The kernel is a thin Rust runtime that interprets whatever the mediation pipeline feeds it. Everything agents touch — specs, policies, WASM modules, reaction rules — hot-reloads. The kernel itself rarely changes.

Why Temper?

Models are an API call. The model-facing scaffolding — prompt templates, output parsers, tool wrappers — is being absorbed by smarter models. What remains is the world-facing infrastructure: state, authorization, verification, persistence. That's the layer that compounds.

Skills should be code with a signature. Harnesses should be too — and agents should be the ones writing and rewriting them.

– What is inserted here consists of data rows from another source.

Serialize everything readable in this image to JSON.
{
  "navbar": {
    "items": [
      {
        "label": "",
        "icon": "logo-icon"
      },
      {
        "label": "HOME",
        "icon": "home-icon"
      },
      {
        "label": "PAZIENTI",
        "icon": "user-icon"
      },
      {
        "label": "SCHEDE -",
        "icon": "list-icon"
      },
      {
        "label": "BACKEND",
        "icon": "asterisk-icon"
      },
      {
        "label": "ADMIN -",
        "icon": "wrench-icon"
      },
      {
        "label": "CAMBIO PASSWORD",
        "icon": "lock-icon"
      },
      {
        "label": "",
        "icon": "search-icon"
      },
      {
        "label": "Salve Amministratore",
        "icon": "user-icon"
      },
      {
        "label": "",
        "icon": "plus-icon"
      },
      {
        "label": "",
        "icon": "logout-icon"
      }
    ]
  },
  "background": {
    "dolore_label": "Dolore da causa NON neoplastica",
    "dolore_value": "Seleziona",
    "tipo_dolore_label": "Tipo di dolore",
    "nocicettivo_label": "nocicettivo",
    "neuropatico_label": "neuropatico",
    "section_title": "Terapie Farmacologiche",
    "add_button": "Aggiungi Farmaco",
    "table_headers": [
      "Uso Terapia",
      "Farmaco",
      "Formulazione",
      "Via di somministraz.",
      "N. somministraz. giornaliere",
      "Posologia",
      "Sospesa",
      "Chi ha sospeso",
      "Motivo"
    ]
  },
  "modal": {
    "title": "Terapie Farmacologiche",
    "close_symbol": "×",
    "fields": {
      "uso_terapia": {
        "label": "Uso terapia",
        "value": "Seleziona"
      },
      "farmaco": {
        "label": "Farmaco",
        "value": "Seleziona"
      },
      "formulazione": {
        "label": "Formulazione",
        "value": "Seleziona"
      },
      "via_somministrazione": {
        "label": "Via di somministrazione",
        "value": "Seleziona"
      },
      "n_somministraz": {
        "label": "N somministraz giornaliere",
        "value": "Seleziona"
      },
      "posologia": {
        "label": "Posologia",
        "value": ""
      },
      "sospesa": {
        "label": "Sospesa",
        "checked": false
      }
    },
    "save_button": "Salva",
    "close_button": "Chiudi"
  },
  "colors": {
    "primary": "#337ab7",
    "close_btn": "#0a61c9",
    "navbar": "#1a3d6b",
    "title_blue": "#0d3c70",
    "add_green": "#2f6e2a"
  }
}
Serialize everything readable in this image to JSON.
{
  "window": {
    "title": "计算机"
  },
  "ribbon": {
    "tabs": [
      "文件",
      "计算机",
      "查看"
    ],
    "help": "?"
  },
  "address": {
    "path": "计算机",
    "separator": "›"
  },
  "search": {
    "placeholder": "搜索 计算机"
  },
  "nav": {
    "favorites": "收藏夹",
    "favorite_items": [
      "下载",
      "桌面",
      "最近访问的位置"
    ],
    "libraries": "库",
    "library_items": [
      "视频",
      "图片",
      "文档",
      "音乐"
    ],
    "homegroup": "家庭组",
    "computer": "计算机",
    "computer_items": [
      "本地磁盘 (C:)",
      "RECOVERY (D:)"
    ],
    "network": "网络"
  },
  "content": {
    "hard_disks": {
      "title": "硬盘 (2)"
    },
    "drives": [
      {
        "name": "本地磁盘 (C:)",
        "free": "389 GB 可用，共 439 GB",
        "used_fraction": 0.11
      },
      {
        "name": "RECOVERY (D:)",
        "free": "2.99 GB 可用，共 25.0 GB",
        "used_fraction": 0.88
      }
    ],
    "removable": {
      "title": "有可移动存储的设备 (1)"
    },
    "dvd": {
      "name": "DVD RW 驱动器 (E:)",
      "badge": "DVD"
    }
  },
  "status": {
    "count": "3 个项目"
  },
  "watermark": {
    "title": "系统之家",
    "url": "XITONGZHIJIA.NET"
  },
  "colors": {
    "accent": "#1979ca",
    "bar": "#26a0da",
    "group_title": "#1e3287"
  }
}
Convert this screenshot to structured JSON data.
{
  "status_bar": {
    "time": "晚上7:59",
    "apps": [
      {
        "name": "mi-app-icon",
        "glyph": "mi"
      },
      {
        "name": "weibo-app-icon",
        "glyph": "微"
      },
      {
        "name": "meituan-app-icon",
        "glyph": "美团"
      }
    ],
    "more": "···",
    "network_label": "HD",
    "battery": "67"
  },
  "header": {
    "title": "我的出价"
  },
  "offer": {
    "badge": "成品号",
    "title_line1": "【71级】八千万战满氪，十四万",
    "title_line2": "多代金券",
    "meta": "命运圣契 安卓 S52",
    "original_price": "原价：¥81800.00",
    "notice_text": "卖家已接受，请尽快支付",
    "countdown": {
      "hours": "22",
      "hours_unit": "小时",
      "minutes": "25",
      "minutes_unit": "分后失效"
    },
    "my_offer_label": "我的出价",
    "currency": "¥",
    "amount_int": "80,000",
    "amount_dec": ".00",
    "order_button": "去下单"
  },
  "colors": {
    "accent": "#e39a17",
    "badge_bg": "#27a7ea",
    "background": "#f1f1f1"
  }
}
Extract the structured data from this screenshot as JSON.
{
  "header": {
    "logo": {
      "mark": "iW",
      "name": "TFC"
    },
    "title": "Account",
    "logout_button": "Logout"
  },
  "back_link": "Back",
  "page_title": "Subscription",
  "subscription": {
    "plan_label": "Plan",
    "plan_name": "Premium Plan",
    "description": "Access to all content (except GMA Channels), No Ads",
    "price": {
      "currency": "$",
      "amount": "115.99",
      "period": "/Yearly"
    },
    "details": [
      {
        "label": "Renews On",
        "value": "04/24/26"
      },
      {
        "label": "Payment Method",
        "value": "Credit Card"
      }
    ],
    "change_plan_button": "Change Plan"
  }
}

What's developing in the field	Temper's angle
Agents synthesize tools at runtime	Those tools are verified state machines that persist as specs
Policy-based authorization on tool invocations	Policies derived from a behavioral spec, not authored separately
Runtime guardrails check outputs	State machine checked exhaustively before deployment (model checking + SMT)
Observability shows what happened	Unmet intents feed back into spec proposals with human approval
Declarative agent specs for portability	Declarative specs for correctness — verified, then deployed
Durable execution engines	Spec defines what the system does; durability follows from event sourcing
Harnesses as static scaffolding	Harnesses as specs — agents program and rewrite them through the same verify-deploy loop

It's an exploration of what happens when you put formal verification, Cedar authorization, and evolution feedback into the same loop.

Key Features

Spec-First Development

Agents write declarative specifications, not application code
IOA TOML specs define states, transitions, guards, and invariants; CSDL models define the data shape; Cedar policies define authorization
The kernel derives all runtime behavior from these artifacts — if you lose the generated code, you regenerate it from the spec
Specs hot-reload: transition tables, policies, WASM modules, and reaction rules update live

Formal Verification

Every spec passes a four-level cascade before it can deploy
L0 — Z3 SMT: guards satisfiable, invariants inductive, no unreachable states
L1 — Stateright model checking: exhaustive state space exploration, safety + liveness properties
L2 — Deterministic simulation: fault injection (message delays, drops, crashes), reproducible via seeded PRNG
L3 — Property-based testing: random action sequences with shrinking to minimal counterexamples
The model checker verifies the same Rust code that runs in production — not a separate formal model

Cedar Authorization

Every action flows through Cedar authorization with a default-deny posture
Denied actions surface to the human as pending decisions — approve narrowly (this agent, this action, this resource), broadly (this agent, any action on this resource type), or deny
Temper generates the Cedar policy from the approval; the human never writes policies from scratch
Over time, the policy set converges on what the agent actually needs

Self-Describing API

Generated OData v4 endpoints with $metadata discovery
Agents discover entity types, available actions, and valid transitions without documentation
Full query support: $filter, $select, $expand, bound actions

WASM Integrations

External systems accessed through sandboxed WASM modules with per-call resource budgets
Cedar mediates which integrations an agent can use — no raw API keys or direct network access
Integrations declared in the spec, verified as part of the state machine

Trajectories and Evolution

Every action — success or failure — is recorded as a trajectory entry with agent identity, before/after state, and authorization decision
The evolution engine analyzes trajectory patterns: repeated failures, friction points, unmet intents
Patterns become spec proposals — an O-P-A-D-I record chain (Observation, Problem, Analysis, Decision, Impact) — surfaced for human approval
The agent can propose changes to its own harness; the human holds the gate

Quick Start

For agents (via MCP)

Temper exposes a single MCP tool — execute — which runs Python in a sandboxed REPL against a running Temper server. The agent discovers specs, creates entities, invokes actions, and manages governance all through the temper.* API.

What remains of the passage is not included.